Na primeira situação, o magistrado intimará o autor para que emende a inicial a fim de adequá-la à tutela coletiva. Em seguida, o Réu terá o prazo de 15 (quinze) dias para se manifestar. Cumpre esclarecer, nesse rumo, que o Autor da lide não será excluído, eis que atuará como litisconsorte unitário do legitimado para condução do processo coletivo, oportunidade em que ficará isento de quaisquer despesas processuais decorrentes da mencionada conversão.

Nos casos em que o autor tenha cumulado pedido de natureza puramente individual, o processamento desse pedido se dará em autos apartados, haja vista que, por ser exclusiva do autor originário, este será responsável por conduzir os atos processuais, bem como pelo pagamento de eventuais despesas.

Pois bem. Sobre tal instituto, cumpre destacar os impactos positivos de sua futura aplicação. Isso porque, as referidas mudanças poderão, sem sombra de dúvidas, proporcionar maior eficácia e celeridade na prestação jurisdicional. Tal novidade, ademais, poderá reduzir a barreira existente ao acesso à justiça, na medida em que muitas pessoas que não possuem condições de enfrentar uma demanda judicial complicada terão seus direitos, de fato, concretizados e acessíveis – não apenas proclamados.

Imperioso observar que, como bem reconhece Mauro Cappelletti, com o crescimento e o aumento da complexidade das sociedades do laissez-faire a definição de direitos humanos iniciou uma grande transformação. Essa transformação foi resultado de um contexto social em que os relacionamentos e ações assumiram, cada vez mais, caráter coletivo, momento em que a visão individualista dos direitos foi sendo deixada para trás.

A inovação trazida pelo Novo CPC abandona a visão de que o processo é um litígio com base eminentemente individualista, que visa à solução do imbróglio existente entre duas partes acerca de seus interesses próprios e particulares.

Sobre essa perspectiva, destaca de forma brilhante Mauro Cappelletti:

“A concepção tradicional do processo civil não deixava espaço para a proteção dos direitos difusos. O processo era visto apenas como um assunto entre duas partes, que se destinava à solução de uma controvérsia entre essas mesmas partes a respeito de seus próprios interesses individuais. Direitos que pertencessem a um mesmo grupo, ao público em geral ou a um segmento do público não se enquadravam bem nesse esquema. As regras determinantes da legitimidade, as normas de procedimento e a atuação dos juízes não eram destinadas a facilitar as demandas por interesses difusos intentados por particulares” (CAPPELLETTI, Mauro, GARTH, Bryant. Acesso à Justiça. Sérgio Antônio Fabris Editor. Porto Alegre: 1988, p. 19).
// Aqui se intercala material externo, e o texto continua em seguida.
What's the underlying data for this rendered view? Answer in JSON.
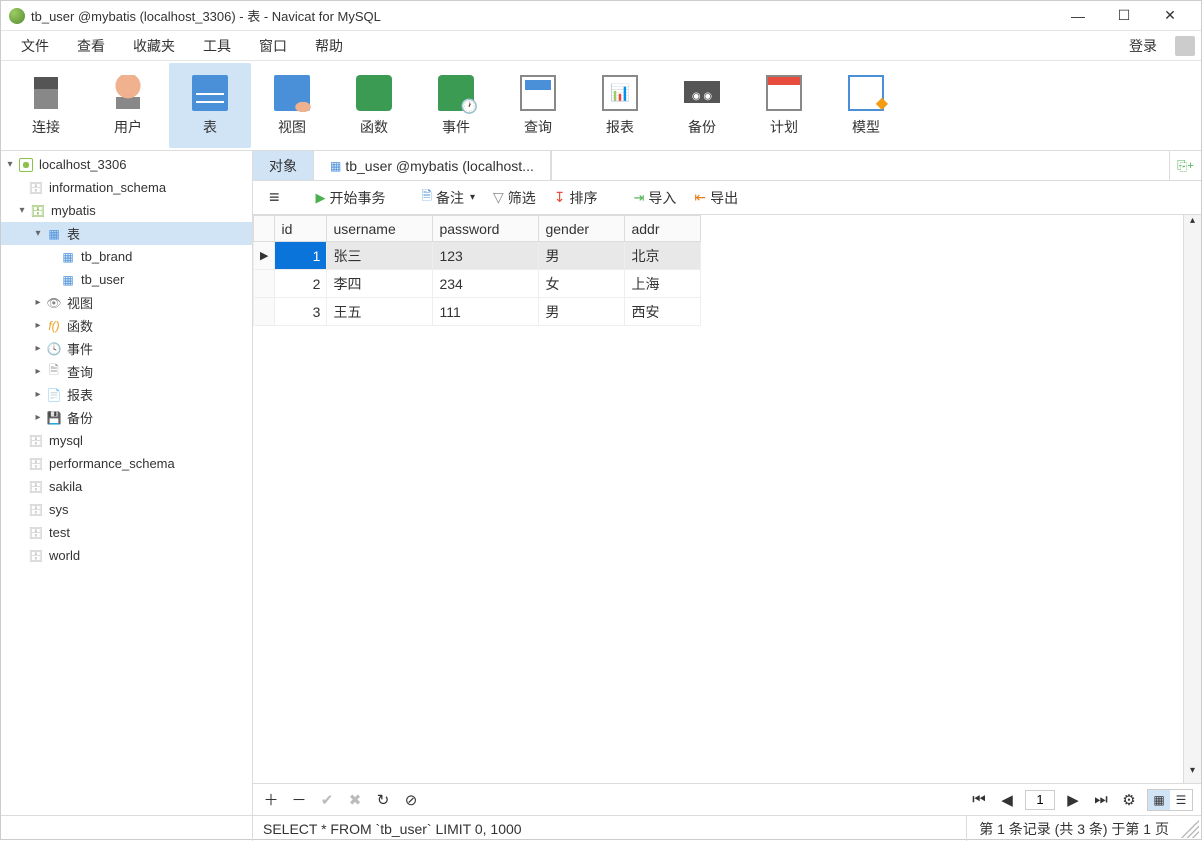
{
  "window": {
    "title": "tb_user @mybatis (localhost_3306) - 表 - Navicat for MySQL"
  },
  "menu": {
    "file": "文件",
    "view": "查看",
    "fav": "收藏夹",
    "tools": "工具",
    "window": "窗口",
    "help": "帮助",
    "login": "登录"
  },
  "toolbar": {
    "connect": "连接",
    "user": "用户",
    "table": "表",
    "view": "视图",
    "function": "函数",
    "event": "事件",
    "query": "查询",
    "report": "报表",
    "backup": "备份",
    "schedule": "计划",
    "model": "模型"
  },
  "tree": {
    "conn": "localhost_3306",
    "dbs": {
      "information_schema": "information_schema",
      "mybatis": "mybatis",
      "mysql": "mysql",
      "performance_schema": "performance_schema",
      "sakila": "sakila",
      "sys": "sys",
      "test": "test",
      "world": "world"
    },
    "mybatis_children": {
      "tables": "表",
      "tb_brand": "tb_brand",
      "tb_user": "tb_user",
      "views": "视图",
      "functions": "函数",
      "events": "事件",
      "queries": "查询",
      "reports": "报表",
      "backups": "备份"
    }
  },
  "tabs": {
    "objects": "对象",
    "table_tab": "tb_user @mybatis (localhost..."
  },
  "actions": {
    "begin_txn": "开始事务",
    "remark": "备注",
    "filter": "筛选",
    "sort": "排序",
    "import": "导入",
    "export": "导出"
  },
  "grid": {
    "columns": {
      "id": "id",
      "username": "username",
      "password": "password",
      "gender": "gender",
      "addr": "addr"
    },
    "rows": [
      {
        "id": "1",
        "username": "张三",
        "password": "123",
        "gender": "男",
        "addr": "北京"
      },
      {
        "id": "2",
        "username": "李四",
        "password": "234",
        "gender": "女",
        "addr": "上海"
      },
      {
        "id": "3",
        "username": "王五",
        "password": "111",
        "gender": "男",
        "addr": "西安"
      }
    ]
  },
  "nav": {
    "page": "1"
  },
  "status": {
    "sql": "SELECT * FROM `tb_user` LIMIT 0, 1000",
    "record": "第 1 条记录 (共 3 条) 于第 1 页"
  }
}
Além disso, a tutela coletiva é uma grande forma de desafogar o judiciário da quantidade exorbitante de processos judiciais individuais, pois poderá conter o ingresso de demandas que podem ser decididas em uma única sentença, contribuindo, assim, para uma prestação jurisdicional mais célere, eficaz e econômica.

Portanto, além de seus benefícios, esse novo avanço será um significativo instrumento de cidadania, sobretudo para aqueles que não podem ultrapassar as barreiras do acesso ao judiciário e da inclusão social, já que nem todos os titulares de um direito difuso podem comparecer a juízo a fim de garanti-los eficazmente.